Chandler Riggs as Carl in The Walking Dead, photo courtesy AMC
The Need for Mercy
Early on in the episode, Rick’s son, Carl (Chandler Riggs), run across a starving man near a gas station. The man, terrified, talks with the gun-toting Carl, quoting a verse from the Quran: “May my mercy prevail over my wrath.”
Rick comes across Carl and the man in conversation and fires a couple of shots in the air, scaring the guy off.

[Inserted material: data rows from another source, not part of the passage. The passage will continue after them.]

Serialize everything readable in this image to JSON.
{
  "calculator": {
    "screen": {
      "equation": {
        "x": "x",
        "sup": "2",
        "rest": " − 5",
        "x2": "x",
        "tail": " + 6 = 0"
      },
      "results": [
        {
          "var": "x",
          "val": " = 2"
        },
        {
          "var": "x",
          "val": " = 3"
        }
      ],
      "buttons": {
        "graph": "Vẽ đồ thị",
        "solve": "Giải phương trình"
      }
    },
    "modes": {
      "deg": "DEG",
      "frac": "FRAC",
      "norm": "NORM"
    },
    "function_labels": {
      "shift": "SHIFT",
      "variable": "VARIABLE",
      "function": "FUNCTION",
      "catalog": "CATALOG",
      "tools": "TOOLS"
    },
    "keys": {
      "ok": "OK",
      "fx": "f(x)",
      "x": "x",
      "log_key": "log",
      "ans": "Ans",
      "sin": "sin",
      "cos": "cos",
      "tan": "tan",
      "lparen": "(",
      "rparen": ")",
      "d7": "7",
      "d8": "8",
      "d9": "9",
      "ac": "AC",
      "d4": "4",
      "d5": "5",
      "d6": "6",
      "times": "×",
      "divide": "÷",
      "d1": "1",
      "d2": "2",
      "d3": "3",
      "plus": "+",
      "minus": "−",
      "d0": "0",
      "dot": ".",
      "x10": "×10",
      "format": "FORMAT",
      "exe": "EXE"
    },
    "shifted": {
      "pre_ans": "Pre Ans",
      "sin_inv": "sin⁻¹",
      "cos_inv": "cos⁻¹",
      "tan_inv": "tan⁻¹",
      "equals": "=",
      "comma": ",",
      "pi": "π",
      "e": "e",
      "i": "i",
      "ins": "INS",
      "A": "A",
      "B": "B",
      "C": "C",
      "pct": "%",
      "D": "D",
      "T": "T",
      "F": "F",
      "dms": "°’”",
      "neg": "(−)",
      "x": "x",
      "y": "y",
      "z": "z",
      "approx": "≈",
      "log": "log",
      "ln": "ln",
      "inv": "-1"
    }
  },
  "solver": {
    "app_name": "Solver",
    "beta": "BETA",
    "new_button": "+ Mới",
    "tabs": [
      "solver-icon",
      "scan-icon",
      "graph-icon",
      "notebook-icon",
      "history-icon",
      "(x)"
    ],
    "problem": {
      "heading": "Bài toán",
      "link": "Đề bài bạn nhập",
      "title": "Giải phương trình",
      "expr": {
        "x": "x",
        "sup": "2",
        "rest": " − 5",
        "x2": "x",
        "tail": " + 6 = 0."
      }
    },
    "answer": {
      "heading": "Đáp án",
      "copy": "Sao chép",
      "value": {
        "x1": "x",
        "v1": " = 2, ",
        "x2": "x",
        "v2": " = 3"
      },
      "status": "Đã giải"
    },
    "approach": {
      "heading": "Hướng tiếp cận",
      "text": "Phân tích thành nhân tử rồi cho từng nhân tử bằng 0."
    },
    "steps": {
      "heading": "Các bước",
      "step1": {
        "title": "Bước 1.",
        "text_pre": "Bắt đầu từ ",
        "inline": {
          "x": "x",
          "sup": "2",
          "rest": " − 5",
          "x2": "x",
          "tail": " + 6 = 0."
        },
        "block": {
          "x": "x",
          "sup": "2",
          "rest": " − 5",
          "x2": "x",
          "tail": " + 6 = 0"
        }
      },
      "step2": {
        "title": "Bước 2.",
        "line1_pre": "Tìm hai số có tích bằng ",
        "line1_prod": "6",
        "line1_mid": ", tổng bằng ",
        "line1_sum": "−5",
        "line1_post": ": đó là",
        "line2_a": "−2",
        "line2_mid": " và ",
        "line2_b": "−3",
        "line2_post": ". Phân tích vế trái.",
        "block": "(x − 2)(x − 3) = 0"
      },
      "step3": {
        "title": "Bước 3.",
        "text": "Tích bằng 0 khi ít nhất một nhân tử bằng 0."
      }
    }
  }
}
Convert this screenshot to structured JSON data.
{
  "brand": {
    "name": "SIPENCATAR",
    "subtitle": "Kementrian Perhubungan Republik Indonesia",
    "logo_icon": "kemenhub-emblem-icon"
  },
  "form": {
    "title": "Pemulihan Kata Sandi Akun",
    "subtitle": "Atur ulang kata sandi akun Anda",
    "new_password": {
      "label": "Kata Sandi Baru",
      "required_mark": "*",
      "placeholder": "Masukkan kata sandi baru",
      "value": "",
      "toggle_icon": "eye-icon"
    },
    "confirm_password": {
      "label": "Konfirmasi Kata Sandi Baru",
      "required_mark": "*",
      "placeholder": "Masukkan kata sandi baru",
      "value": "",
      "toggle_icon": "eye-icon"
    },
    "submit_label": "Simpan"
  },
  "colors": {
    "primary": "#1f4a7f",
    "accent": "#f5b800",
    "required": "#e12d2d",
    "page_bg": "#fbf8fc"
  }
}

Carl’s not pleased, but Rick explains that the man could’ve been one of Negan’s spies.
“If he isn’t one of them, I hope he makes it,” Rick tells Carl.
“It’s not going to be enough, Dad,” Carl says.
“Enough what?” Rick asks.
“Hope.”
Later, Carl returns to give a little hope—and a little mercy—to the starving man, leaving behind two cans of food along with a one-word note: “Sorry.”
While the man may have quoted the Quran, mercy is pretty central to Christianity, too. “Blessed are the merciful, for they shall receive mercy,” Jesus says in His Beatitudes (Matt. 5:7). “Mercy triumphs over judgment,” James writes in James 2:13. Even in a landscape as seemingly God-forsaken as that we see in The Walking Dead, Carl finds a place for mercy, and the hope that results from it.
It’s a particularly interesting moment, because the episode hints that a changing of the guard may be coming. “This is your show,” Michonne tells Carl as they both watch Rick leave for his war. “You’ll see.” Could it be that the literal show—that is, The Walking Dead—may ultimately be about Carl more than Rick? That his sense of mercy is the hope for the world going forward?